En votant par erreur contre l’article 4 sur les modalités d’allongement de la cotisation (projet de loi sur les retraites), le sénateur centriste André Giraud s’est retrouvé à l’origine d’un véritable couac, l’article ayant été rejeté. Aucune conséquence sur le fond, une seconde délibération aura lieu. Mais la vraie question posée est celle de la validité de la délégation puisque le sénateur votait en l’espèce au nom de son groupe, pratique pourtant interdite par la lettre de la Constitution. L’article 27 dispose en effet que « le droit de vote des membres du Parlement est personnel et que « nul ne peut recevoir délégation de plus d’un mandat ». La délégation de vote parlementaire au nom de tout un groupe est donc « une pratique classique a priori inconstitutionnelle », analyse le constitutionnaliste Dominique Rousseau.

Une tolérance constitutionnelle « discutable »

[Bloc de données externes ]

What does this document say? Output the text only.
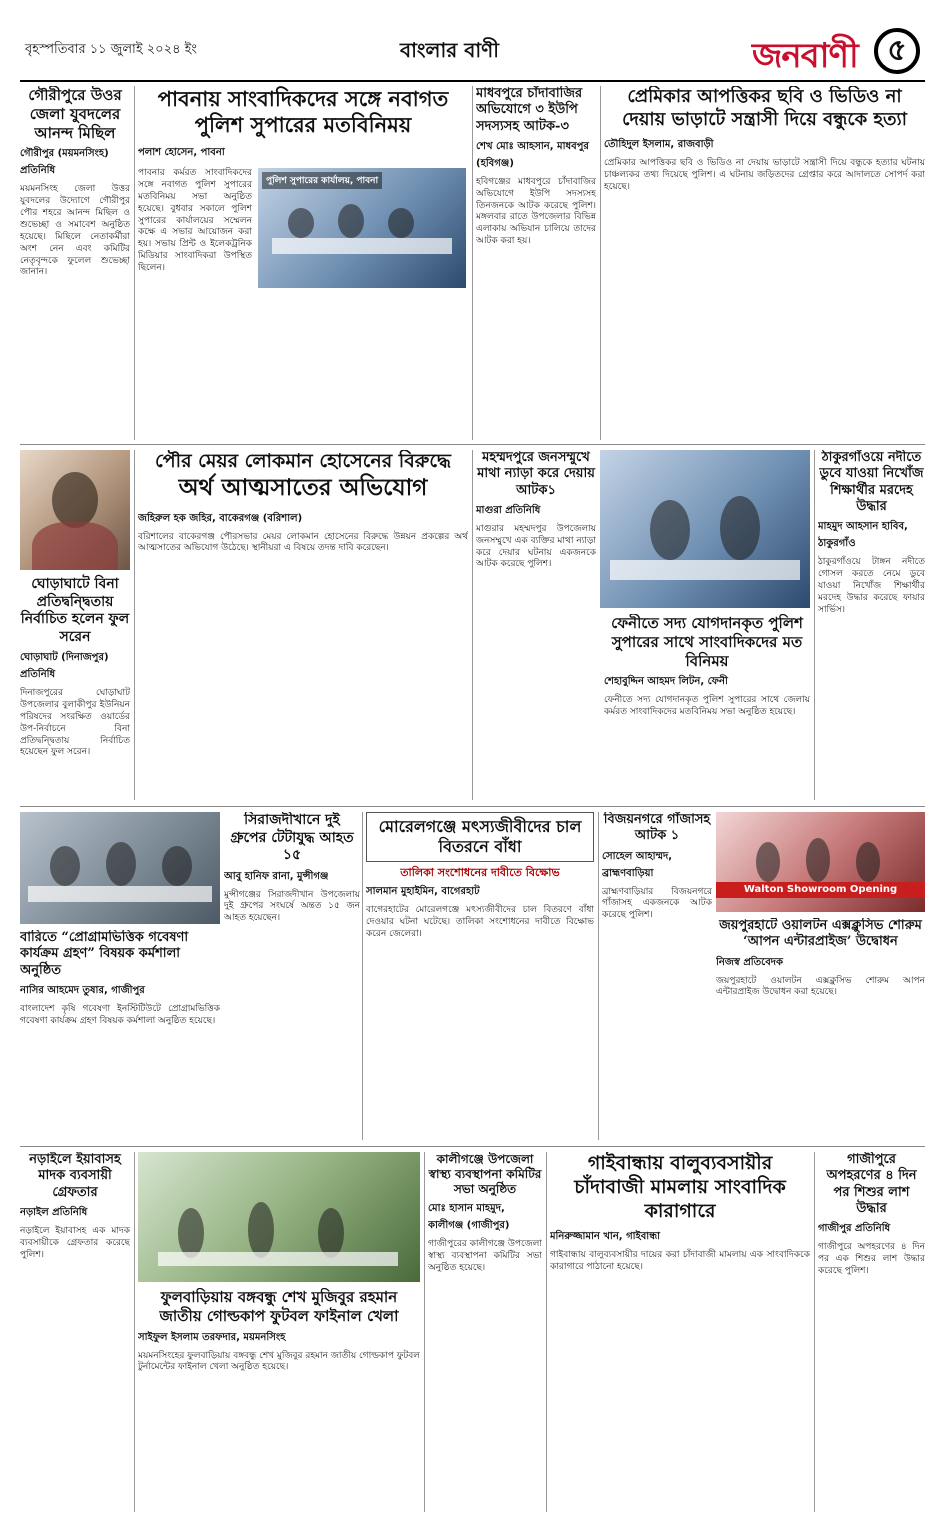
বৃহস্পতিবার ১১ জুলাই ২০২৪ ইং	বাংলার বাণী	জনবাণী ৫
গৌরীপুরে উওর জেলা যুবদলের আনন্দ মিছিল
গৌরীপুর (ময়মনসিংহ) প্রতিনিধি
ময়মনসিংহ জেলা উত্তর যুবদলের উদ্যোগে গৌরীপুর পৌর শহরে আনন্দ মিছিল ও শুভেচ্ছা ও সমাবেশ অনুষ্ঠিত হয়েছে। মিছিলে নেতাকর্মীরা অংশ নেন এবং কমিটির নেতৃবৃন্দকে ফুলেল শুভেচ্ছা জানান।
পাবনায় সাংবাদিকদের সঙ্গে নবাগত পুলিশ সুপারের মতবিনিময়
পলাশ হোসেন, পাবনা
পুলিশ সুপারের কার্যালয়, পাবনা
পাবনার কর্মরত সাংবাদিকদের সঙ্গে নবাগত পুলিশ সুপারের মতবিনিময় সভা অনুষ্ঠিত হয়েছে। বুধবার সকালে পুলিশ সুপারের কার্যালয়ের সম্মেলন কক্ষে এ সভার আয়োজন করা হয়। সভায় প্রিন্ট ও ইলেকট্রনিক মিডিয়ার সাংবাদিকরা উপস্থিত ছিলেন।
মাধবপুরে চাঁদাবাজির অভিযোগে ৩ ইউপি সদস্যসহ আটক-৩
শেখ মোঃ আহসান, মাধবপুর (হবিগঞ্জ)
হবিগঞ্জের মাধবপুরে চাঁদাবাজির অভিযোগে ইউপি সদস্যসহ তিনজনকে আটক করেছে পুলিশ। মঙ্গলবার রাতে উপজেলার বিভিন্ন এলাকায় অভিযান চালিয়ে তাদের আটক করা হয়।
প্রেমিকার আপত্তিকর ছবি ও ভিডিও না দেয়ায় ভাড়াটে সন্ত্রাসী দিয়ে বন্ধুকে হত্যা
তৌহিদুল ইসলাম, রাজবাড়ী
প্রেমিকার আপত্তিকর ছবি ও ভিডিও না দেয়ায় ভাড়াটে সন্ত্রাসী দিয়ে বন্ধুকে হত্যার ঘটনায় চাঞ্চল্যকর তথ্য দিয়েছে পুলিশ। এ ঘটনায় জড়িতদের গ্রেপ্তার করে আদালতে সোপর্দ করা হয়েছে।
ঘোড়াঘাটে বিনা প্রতিদ্বন্দ্বিতায় নির্বাচিত হলেন ফুল সরেন
ঘোড়াঘাট (দিনাজপুর) প্রতিনিধি
দিনাজপুরের ঘোড়াঘাট উপজেলার বুলাকীপুর ইউনিয়ন পরিষদের সংরক্ষিত ওয়ার্ডের উপ-নির্বাচনে বিনা প্রতিদ্বন্দ্বিতায় নির্বাচিত হয়েছেন ফুল সরেন।
পৌর মেয়র লোকমান হোসেনের বিরুদ্ধে
অর্থ আত্মসাতের অভিযোগ
জহিরুল হক জহির, বাকেরগঞ্জ (বরিশাল)
বরিশালের বাকেরগঞ্জ পৌরসভার মেয়র লোকমান হোসেনের বিরুদ্ধে উন্নয়ন প্রকল্পের অর্থ আত্মসাতের অভিযোগ উঠেছে। স্থানীয়রা এ বিষয়ে তদন্ত দাবি করেছেন।
মহম্মদপুরে জনসম্মুখে মাথা ন্যাড়া করে দেয়ায় আটক১
মাগুরা প্রতিনিধি
মাগুরার মহম্মদপুর উপজেলায় জনসম্মুখে এক ব্যক্তির মাথা ন্যাড়া করে দেয়ার ঘটনায় একজনকে আটক করেছে পুলিশ।
ফেনীতে সদ্য যোগদানকৃত পুলিশ সুপারের সাথে সাংবাদিকদের মত বিনিময়
শেহাবুদ্দিন আহমদ লিটন, ফেনী
ফেনীতে সদ্য যোগদানকৃত পুলিশ সুপারের সাথে জেলায় কর্মরত সাংবাদিকদের মতবিনিময় সভা অনুষ্ঠিত হয়েছে।
ঠাকুরগাঁওয়ে নদীতে ডুবে যাওয়া নিখোঁজ শিক্ষার্থীর মরদেহ উদ্ধার
মাহমুদ আহসান হাবিব, ঠাকুরগাঁও
ঠাকুরগাঁওয়ে টাঙ্গন নদীতে গোসল করতে নেমে ডুবে যাওয়া নিখোঁজ শিক্ষার্থীর মরদেহ উদ্ধার করেছে ফায়ার সার্ভিস।
সিরাজদীখানে দুই গ্রুপের টেটাযুদ্ধ আহত ১৫
আবু হানিফ রানা, মুন্সীগঞ্জ
মুন্সীগঞ্জের সিরাজদীখান উপজেলায় দুই গ্রুপের সংঘর্ষে অন্তত ১৫ জন আহত হয়েছেন।
বারিতে “প্রোগ্রামভিত্তিক গবেষণা কার্যক্রম গ্রহণ” বিষয়ক কর্মশালা অনুষ্ঠিত
নাসির আহমেদ তুষার, গাজীপুর
বাংলাদেশ কৃষি গবেষণা ইনস্টিটিউটে প্রোগ্রামভিত্তিক গবেষণা কার্যক্রম গ্রহণ বিষয়ক কর্মশালা অনুষ্ঠিত হয়েছে।
মোরেলগঞ্জে মৎস্যজীবীদের চাল বিতরনে বাঁধা
তালিকা সংশোধনের দাবীতে বিক্ষোভ
সালমান মুহাইমিন, বাগেরহাট
বাগেরহাটের মোরেলগঞ্জে মৎস্যজীবীদের চাল বিতরণে বাঁধা দেওয়ার ঘটনা ঘটেছে। তালিকা সংশোধনের দাবীতে বিক্ষোভ করেন জেলেরা।
বিজয়নগরে গাঁজাসহ আটক ১
সোহেল আহাম্মদ, ব্রাহ্মণবাড়িয়া
ব্রাহ্মণবাড়িয়ার বিজয়নগরে গাঁজাসহ একজনকে আটক করেছে পুলিশ।
Walton Showroom Opening
জয়পুরহাটে ওয়ালটন এক্সক্লুসিভ শোরুম ‘আপন এন্টারপ্রাইজ’ উদ্বোধন
নিজস্ব প্রতিবেদক
জয়পুরহাটে ওয়ালটন এক্সক্লুসিভ শোরুম আপন এন্টারপ্রাইজ উদ্বোধন করা হয়েছে।
নড়াইলে ইয়াবাসহ মাদক ব্যবসায়ী গ্রেফতার
নড়াইল প্রতিনিধি
নড়াইলে ইয়াবাসহ এক মাদক ব্যবসায়ীকে গ্রেফতার করেছে পুলিশ।
ফুলবাড়িয়ায় বঙ্গবন্ধু শেখ মুজিবুর রহমান জাতীয় গোল্ডকাপ ফুটবল ফাইনাল খেলা
সাইফুল ইসলাম তরফদার, ময়মনসিংহ
ময়মনসিংহের ফুলবাড়িয়ায় বঙ্গবন্ধু শেখ মুজিবুর রহমান জাতীয় গোল্ডকাপ ফুটবল টুর্নামেন্টের ফাইনাল খেলা অনুষ্ঠিত হয়েছে।
কালীগঞ্জে উপজেলা স্বাস্থ্য ব্যবস্থাপনা কমিটির সভা অনুষ্ঠিত
মোঃ হাসান মাহমুদ, কালীগঞ্জ (গাজীপুর)
গাজীপুরের কালীগঞ্জে উপজেলা স্বাস্থ্য ব্যবস্থাপনা কমিটির সভা অনুষ্ঠিত হয়েছে।
গাইবান্ধায় বালুব্যবসায়ীর চাঁদাবাজী মামলায় সাংবাদিক কারাগারে
মনিরুজ্জামান খান, গাইবান্ধা
গাইবান্ধায় বালুব্যবসায়ীর দায়ের করা চাঁদাবাজী মামলায় এক সাংবাদিককে কারাগারে পাঠানো হয়েছে।
গাজীপুরে অপহরণের ৪ দিন পর শিশুর লাশ উদ্ধার
গাজীপুর প্রতিনিধি
গাজীপুরে অপহরণের ৪ দিন পর এক শিশুর লাশ উদ্ধার করেছে পুলিশ।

Une pratique cependant courante au Sénat, qui pose la question de la validité des scrutins sénatoriaux. « Il peut y avoir un recours sur la constitutionnalité de la loi, en mettant en cause la procédure suivie », explique Bertrand Matthieu, spécialiste de droit constitutionnel. Le Conseil constitutionnel pourrait-il alors invalider la disposition votée ? Les Sages ne se sont prononcés qu’une seule fois sur cette question, dans une décision du 23 janvier 1987.  Le Conseil a validé cette pratique parlementaire en émettant deux réserves. Le vote ne peut pas être valide si des parlementaires signalent que leur vote aurait été différent en l’absence de délégation et si la majorité requise n’aurait pu être atteinte sans l’apport de ces votes. Pourtant, c’est bien le vote « contre » des centristes qui a empêché l’article 4 d’être adopté jeudi. Mais s’agissant d’une erreur, un nouveau vote aura lieu. Il y a donc peu d’espoir de voir le Conseil constitutionnel invalider  la dite procédure en cas de recours. « Il n’y a pas eu d’infléchissement ou de revirement de jurisprudence depuis lors », rappelle Dominique Rousseau.

Comment expliquer que les Sages, pourtant garants de la Constitution tolèrent pareille entorse au texte ? « Ils le font pour des raisons pragmatiques, et parce que le Conseil est composé d’anciens parlementaires qui savent comment la machine marche », explique Dominique Rousseau. « On dit souvent que les juristes sont flous et ambigus, mais là l’article 27 est clair. Le Conseil constitutionnel a validé une pratique contre legem, contre la Constitution, c’est très discutable », ajoute t-il.

Parallèlement à cette question, doit-on s’interroger sur le caractère démocratique de la possibilité d’un nouveau vote des sénateurs, même en cas d’erreur ? Possibilité qui n’existe pas pour le citoyen lambda. « Ça ne me choque pas, des erreurs arrivent très régulièrement. Mais si on veut faire un parallèle, il est intéressant de rappeler qu’on a demandé aux Irlandais de revoter pour dire oui à un Traité européen auquel ils avaient déjà dit non », analyse Dominique Rousseau.